AHC: French-Italian border on the Rhone

Is it plausible for French and Italian nation states somewhat similar to what exists otl to border each other on the Rhone river instead of the alps? The change would represent less than a tenth of each nation's population and area, and doesn't seem to have any particularly important resources. Would this cause any significant changes?

I'd be interested to see any tls, especially with pods after about 1000 CE.
 
Petrarch said that the western boundary of Italy is the Var, so the POD can't be too much more recent than 1000.
 
Well if Savoy manage to unite most of the Kindgom of Burgundy lands before France could (Dauphiné, Provence) or if the Kingdom survives independently.

Then, if such a state conquers lands in the same path as the Duchy of Savoy: Piedmont, Genoa, Corsica/Sardinia/Sicily) then it could be the prime state to unify Italy (or at least North Italy).

But I don't know if there'd be a drive for it. Savoy went this way because the French lands had a lower population than the Italian ones, and France was a juggernaut. With such a surviving sourthen French kingdom, they might stay on only one side of the Alps.
 
Well if Savoy manage to unite most of the Kindgom of Burgundy lands before France could (Dauphiné, Provence) or if the Kingdom survives independently.

Then, if such a state conquers lands in the same path as the Duchy of Savoy: Piedmont, Genoa, Corsica/Sardinia/Sicily) then it could be the prime state to unify Italy (or at least North Italy).

But I don't know if there'd be a drive for it. Savoy went this way because the French lands had a lower population than the Italian ones, and France was a juggernaut. With such a surviving sourthen French kingdom, they might stay on only one side of the Alps.

POD: Humbert II, Dauphin of Viennois dies during the Symrniote Crusade, prompting a war of succession from which Savoy emerges victorious?
 
Well if Savoy manage to unite most of the Kindgom of Burgundy lands before France could (Dauphiné, Provence) or if the Kingdom survives independently.

Then, if such a state conquers lands in the same path as the Duchy of Savoy: Piedmont, Genoa, Corsica/Sardinia/Sicily) then it could be the prime state to unify Italy (or at least North Italy).

But I don't know if there'd be a drive for it.
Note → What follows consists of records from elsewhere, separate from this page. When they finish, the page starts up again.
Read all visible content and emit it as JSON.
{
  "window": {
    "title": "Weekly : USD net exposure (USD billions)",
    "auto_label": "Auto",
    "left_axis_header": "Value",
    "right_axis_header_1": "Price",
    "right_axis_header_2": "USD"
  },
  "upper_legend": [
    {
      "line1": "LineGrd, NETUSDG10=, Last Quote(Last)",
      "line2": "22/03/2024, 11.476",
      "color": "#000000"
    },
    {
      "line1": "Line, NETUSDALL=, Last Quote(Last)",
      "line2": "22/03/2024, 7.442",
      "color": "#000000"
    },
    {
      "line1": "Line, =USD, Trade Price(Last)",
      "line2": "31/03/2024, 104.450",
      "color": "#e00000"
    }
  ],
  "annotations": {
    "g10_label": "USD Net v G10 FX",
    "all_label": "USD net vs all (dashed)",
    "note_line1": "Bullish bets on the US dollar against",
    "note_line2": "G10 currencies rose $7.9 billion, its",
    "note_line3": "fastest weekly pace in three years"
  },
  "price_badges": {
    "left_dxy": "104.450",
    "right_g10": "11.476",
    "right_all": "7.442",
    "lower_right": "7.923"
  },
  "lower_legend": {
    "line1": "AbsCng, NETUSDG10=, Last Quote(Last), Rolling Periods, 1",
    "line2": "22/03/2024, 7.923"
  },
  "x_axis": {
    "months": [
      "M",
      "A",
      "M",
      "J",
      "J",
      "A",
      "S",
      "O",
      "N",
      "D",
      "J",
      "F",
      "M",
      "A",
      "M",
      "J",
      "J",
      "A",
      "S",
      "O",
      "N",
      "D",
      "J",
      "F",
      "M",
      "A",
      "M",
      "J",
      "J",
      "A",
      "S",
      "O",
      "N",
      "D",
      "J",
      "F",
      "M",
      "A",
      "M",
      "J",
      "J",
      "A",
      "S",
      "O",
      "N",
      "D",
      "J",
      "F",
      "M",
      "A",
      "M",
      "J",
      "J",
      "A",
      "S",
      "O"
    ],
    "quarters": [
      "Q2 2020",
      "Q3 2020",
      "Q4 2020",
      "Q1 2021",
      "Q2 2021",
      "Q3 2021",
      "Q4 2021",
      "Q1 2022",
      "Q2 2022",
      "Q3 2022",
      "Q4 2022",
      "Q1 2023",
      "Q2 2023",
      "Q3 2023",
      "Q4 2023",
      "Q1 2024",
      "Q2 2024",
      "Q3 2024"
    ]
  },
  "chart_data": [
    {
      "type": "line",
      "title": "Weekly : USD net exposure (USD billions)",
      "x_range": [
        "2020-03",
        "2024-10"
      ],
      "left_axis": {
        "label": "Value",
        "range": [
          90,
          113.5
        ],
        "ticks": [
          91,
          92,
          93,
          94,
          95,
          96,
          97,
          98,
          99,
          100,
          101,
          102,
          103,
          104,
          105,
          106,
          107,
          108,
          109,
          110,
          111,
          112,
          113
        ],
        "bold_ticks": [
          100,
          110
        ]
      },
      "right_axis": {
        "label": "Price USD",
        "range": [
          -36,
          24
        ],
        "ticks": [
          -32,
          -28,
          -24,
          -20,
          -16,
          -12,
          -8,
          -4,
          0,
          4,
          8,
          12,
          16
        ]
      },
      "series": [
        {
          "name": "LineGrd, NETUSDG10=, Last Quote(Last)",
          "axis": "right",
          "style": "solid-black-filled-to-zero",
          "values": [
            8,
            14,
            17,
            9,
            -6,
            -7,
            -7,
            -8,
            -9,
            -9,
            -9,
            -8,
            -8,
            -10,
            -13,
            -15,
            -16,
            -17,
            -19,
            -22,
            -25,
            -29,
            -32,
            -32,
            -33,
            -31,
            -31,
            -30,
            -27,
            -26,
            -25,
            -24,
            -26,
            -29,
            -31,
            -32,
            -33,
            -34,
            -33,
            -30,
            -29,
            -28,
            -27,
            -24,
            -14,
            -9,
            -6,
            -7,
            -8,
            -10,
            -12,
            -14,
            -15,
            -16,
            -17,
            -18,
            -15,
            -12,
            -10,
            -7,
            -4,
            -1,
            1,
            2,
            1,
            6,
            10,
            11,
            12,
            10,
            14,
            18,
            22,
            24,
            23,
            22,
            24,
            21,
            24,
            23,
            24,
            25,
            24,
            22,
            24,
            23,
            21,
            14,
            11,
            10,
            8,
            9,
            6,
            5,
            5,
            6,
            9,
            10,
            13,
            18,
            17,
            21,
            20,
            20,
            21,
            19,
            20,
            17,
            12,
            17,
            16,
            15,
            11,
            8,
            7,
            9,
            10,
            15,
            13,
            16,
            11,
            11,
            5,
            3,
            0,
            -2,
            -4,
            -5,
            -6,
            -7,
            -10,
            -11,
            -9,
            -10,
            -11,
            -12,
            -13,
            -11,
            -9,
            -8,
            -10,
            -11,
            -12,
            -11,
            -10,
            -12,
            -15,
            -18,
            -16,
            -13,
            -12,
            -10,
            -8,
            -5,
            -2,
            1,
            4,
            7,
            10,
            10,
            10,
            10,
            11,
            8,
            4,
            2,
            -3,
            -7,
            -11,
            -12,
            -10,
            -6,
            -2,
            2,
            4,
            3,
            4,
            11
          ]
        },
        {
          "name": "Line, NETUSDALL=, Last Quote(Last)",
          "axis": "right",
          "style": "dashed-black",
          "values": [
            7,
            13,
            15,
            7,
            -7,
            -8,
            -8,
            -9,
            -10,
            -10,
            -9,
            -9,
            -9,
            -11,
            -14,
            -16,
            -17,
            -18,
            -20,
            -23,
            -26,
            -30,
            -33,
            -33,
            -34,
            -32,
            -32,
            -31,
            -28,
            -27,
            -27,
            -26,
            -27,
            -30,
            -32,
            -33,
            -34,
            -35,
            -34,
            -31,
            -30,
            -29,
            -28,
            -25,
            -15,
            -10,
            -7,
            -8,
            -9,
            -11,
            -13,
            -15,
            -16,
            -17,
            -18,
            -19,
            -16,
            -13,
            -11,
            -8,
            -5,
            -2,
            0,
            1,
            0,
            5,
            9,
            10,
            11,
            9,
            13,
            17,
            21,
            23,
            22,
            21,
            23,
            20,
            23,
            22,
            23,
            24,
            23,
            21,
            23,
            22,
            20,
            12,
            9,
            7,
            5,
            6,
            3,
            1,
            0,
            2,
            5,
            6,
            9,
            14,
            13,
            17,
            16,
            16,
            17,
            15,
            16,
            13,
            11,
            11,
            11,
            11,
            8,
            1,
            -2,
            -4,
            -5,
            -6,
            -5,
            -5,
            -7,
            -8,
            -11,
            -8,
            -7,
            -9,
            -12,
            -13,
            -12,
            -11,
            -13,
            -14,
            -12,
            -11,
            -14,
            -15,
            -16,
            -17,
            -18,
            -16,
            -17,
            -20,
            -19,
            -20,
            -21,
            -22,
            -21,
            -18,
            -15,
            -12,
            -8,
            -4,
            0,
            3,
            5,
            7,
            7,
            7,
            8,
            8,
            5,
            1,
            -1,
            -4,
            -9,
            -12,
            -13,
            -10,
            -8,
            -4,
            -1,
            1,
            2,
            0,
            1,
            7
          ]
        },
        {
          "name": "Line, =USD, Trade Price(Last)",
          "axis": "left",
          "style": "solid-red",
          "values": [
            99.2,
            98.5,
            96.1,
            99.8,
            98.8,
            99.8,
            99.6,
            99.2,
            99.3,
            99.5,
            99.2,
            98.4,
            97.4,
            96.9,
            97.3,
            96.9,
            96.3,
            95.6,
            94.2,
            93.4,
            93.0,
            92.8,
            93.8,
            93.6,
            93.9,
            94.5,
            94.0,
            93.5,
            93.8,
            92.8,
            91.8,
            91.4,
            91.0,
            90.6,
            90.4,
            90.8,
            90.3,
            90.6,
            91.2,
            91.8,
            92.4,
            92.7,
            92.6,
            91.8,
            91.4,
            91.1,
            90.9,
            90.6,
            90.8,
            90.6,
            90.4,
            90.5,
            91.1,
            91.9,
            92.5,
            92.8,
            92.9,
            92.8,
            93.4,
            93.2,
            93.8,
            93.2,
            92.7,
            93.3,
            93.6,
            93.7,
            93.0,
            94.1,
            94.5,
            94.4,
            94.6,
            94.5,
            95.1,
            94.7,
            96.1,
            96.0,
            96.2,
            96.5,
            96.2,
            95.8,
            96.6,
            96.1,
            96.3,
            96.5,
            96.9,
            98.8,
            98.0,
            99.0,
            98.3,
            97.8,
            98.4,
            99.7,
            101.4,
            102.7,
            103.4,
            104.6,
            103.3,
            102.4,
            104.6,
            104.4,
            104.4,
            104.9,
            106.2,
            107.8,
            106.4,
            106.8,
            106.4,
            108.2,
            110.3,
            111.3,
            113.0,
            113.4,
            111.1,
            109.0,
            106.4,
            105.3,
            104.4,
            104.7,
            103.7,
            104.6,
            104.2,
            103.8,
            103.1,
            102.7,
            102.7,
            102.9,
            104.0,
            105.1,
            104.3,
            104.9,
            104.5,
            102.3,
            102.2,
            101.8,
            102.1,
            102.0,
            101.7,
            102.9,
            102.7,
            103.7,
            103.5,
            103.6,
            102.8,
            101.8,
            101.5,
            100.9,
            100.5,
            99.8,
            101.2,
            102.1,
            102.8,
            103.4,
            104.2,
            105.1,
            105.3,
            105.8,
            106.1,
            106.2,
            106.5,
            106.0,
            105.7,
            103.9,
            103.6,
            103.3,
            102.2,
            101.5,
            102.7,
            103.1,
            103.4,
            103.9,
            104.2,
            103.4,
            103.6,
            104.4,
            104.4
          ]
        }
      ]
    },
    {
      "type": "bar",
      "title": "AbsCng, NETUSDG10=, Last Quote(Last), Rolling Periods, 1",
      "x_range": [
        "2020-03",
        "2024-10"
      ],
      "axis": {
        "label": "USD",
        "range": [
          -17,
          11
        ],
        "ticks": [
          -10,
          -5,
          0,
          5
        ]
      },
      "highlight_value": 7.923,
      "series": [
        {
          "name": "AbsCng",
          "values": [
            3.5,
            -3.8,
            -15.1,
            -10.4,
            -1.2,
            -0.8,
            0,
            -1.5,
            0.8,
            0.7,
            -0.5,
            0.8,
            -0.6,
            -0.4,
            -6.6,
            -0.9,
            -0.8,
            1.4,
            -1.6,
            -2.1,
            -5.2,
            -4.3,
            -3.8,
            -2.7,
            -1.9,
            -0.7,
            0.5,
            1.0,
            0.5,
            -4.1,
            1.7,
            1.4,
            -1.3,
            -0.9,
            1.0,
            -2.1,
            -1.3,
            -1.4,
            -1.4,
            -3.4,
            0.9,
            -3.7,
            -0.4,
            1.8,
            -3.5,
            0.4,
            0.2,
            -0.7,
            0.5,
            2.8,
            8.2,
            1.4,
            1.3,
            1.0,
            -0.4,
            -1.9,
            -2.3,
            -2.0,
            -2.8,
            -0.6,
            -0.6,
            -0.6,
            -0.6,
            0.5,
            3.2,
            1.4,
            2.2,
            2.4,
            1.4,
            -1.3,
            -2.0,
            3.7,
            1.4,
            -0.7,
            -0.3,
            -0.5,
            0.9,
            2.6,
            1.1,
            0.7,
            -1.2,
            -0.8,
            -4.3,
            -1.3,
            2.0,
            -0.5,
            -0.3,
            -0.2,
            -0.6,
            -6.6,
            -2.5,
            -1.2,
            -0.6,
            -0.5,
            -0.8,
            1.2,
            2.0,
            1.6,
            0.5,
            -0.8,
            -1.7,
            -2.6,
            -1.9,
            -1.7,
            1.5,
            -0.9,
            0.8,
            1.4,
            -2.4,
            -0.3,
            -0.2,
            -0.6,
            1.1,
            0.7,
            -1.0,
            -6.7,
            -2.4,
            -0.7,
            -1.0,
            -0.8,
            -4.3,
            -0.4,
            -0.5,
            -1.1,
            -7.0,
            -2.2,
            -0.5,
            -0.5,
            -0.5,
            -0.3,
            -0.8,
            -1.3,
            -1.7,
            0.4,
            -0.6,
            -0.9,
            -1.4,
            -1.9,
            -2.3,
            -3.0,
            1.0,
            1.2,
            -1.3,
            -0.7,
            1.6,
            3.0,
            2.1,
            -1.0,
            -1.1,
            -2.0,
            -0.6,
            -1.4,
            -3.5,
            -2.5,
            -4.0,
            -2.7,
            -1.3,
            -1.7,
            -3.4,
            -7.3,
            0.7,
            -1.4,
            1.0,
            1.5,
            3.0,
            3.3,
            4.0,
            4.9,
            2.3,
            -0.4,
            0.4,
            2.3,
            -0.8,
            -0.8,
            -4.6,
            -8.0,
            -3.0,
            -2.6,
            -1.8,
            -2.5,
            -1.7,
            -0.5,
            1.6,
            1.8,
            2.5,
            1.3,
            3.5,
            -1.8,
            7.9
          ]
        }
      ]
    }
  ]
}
Savoy went this way because the French lands had a lower population than the Italian ones, and France was a juggernaut. With such a surviving sourthen French kingdom, they might stay on only one side of the Alps.

They'd also become France's prime target. France considered the Alps its natural boundary to the southeast. They'd look for any excuse to conquer it and incorporate it as crown land. (Claiming it by marriage would have been impossible, since both France and Savoy used agnatic primogeniture.)
 
They'd also become France's prime target. France considered the Alps its natural boundary to the southeast. They'd look for any excuse to conquer it and incorporate it as crown land. (Claiming it by marriage would have been impossible, since both France and Savoy used agnatic primogeniture.)

The French also considered the Rhine a natural border, and look how that turned out. Of course the east Rhone valley is much smaller and has many more francophones, but I don't think an alpine border is inevitable.

It might be worth noting that this area, (and much more modern french territory besides), was part of the HRE for a while. Perhaps a very different evolution of the empire, with gradual centralisation into the component kingdoms of germany and italy (and maybe bohemia), followed by a liberal/nationalist conquest of the papal states, naples, etc. could give a further west border.